Most of these extra parameters are outlined in the actual paper. They are just flags for enabling our baselines.

Here's what they do:

  • placeholder_strings: The actual string that will represent the concept in future prompts. This must be a single token string, so don't use things like "myplaceholderword".
  • initializer_words: The words used as the initialization for the 'new word' embedding. This is not the placeholder, and will be overwritten by whatever you provide with --init_word when running main.py. It's just a starting point for the optimization. It should be some rough description of your concept's main class, for example 'dog', 'face', 'painting' etc.
  • per_image_tokens: This gives each image in your training set (up to ~20ish images) its own unique token, in addition to the shared placeholder.

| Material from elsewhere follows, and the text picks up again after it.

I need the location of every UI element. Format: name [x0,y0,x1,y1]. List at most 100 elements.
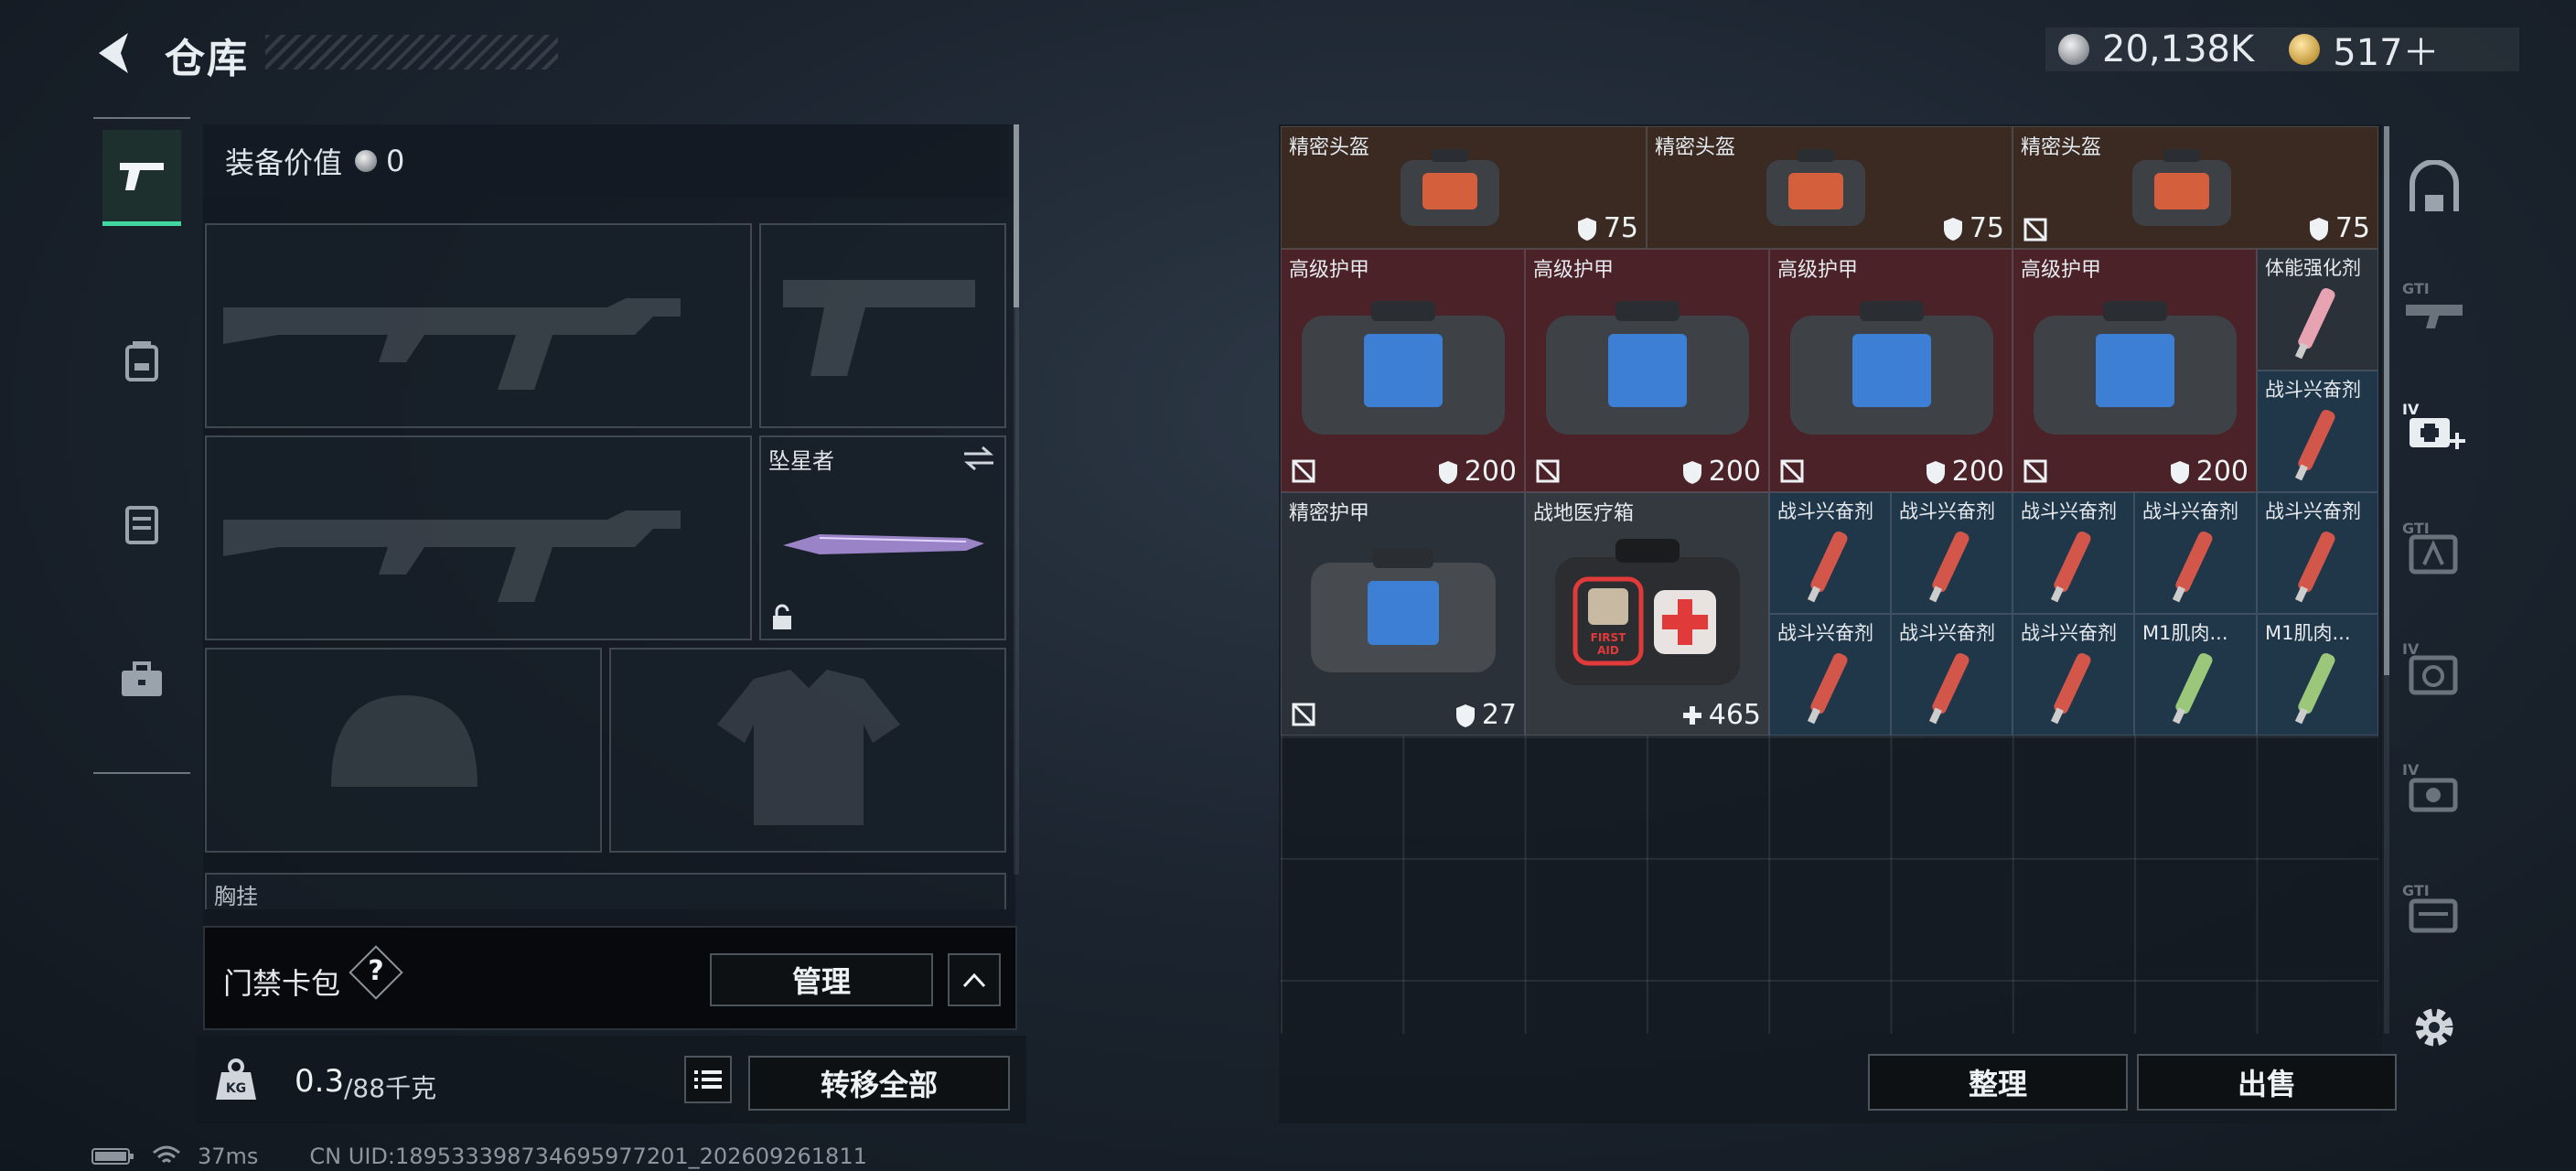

This way, the model can try to capture the shared information in "*", and the image-specific information (background etc.) in the specific tokens. For LDM this led to worse results (some information about the shared concept was instead stored in the per-image tokens).
  • num_vectors_per_token: This is the number of embedding vectors used to represent the concept. Basically how many 'words' is the concept represented as behind the scenes. More words = more expressivity, but also more overfitting so its hard to later edit images.
  • progressive_words: If you are using more than one vector per token, you can enable this to increase the number of vectors progressively over training. So you'd start with 1 word which will capture the concept as best as it can, and after a set number of training iterations, the model will move to using more and more vectors. This is meant to give the same flexibility as the multi-vector approach, but possibly reduce overfitting. This also didn't work well with LDM, so its off by default.

Output folder images:

gs stands for global step, it's the step of the training where the images were produced.

  • inputs: These are just the input images provided to the model at this iteration
  • reconstruction: If you read the LDM/SD paper, you'll see that part of the model is a network that knows how to compress and uncompress the images into some latent space, where the actual diffusion model is performed. The reconstructions show the input images after this compression and uncompression step, so you can make sure its loaded correctly / see what small details might be lost at this step.
  • conditioning: These are the conditioning sentences used when sampling images for validation. It literally just prints out the text that was used to produce each of the samples in the same step.
  • samples: Samples produced at this step with the conditioning texts but without classifier-free guidance (e.g. the guidance scale is 1.0). These will be mostly noise.
  • samples_scaled: Samples produced at this step with the conditioning texts and with classifier-free guidance (guidance scale is 5.0). These should look like your concept.

The output you want to track is samples_scaled. Everything else is mostly for debugging purposes.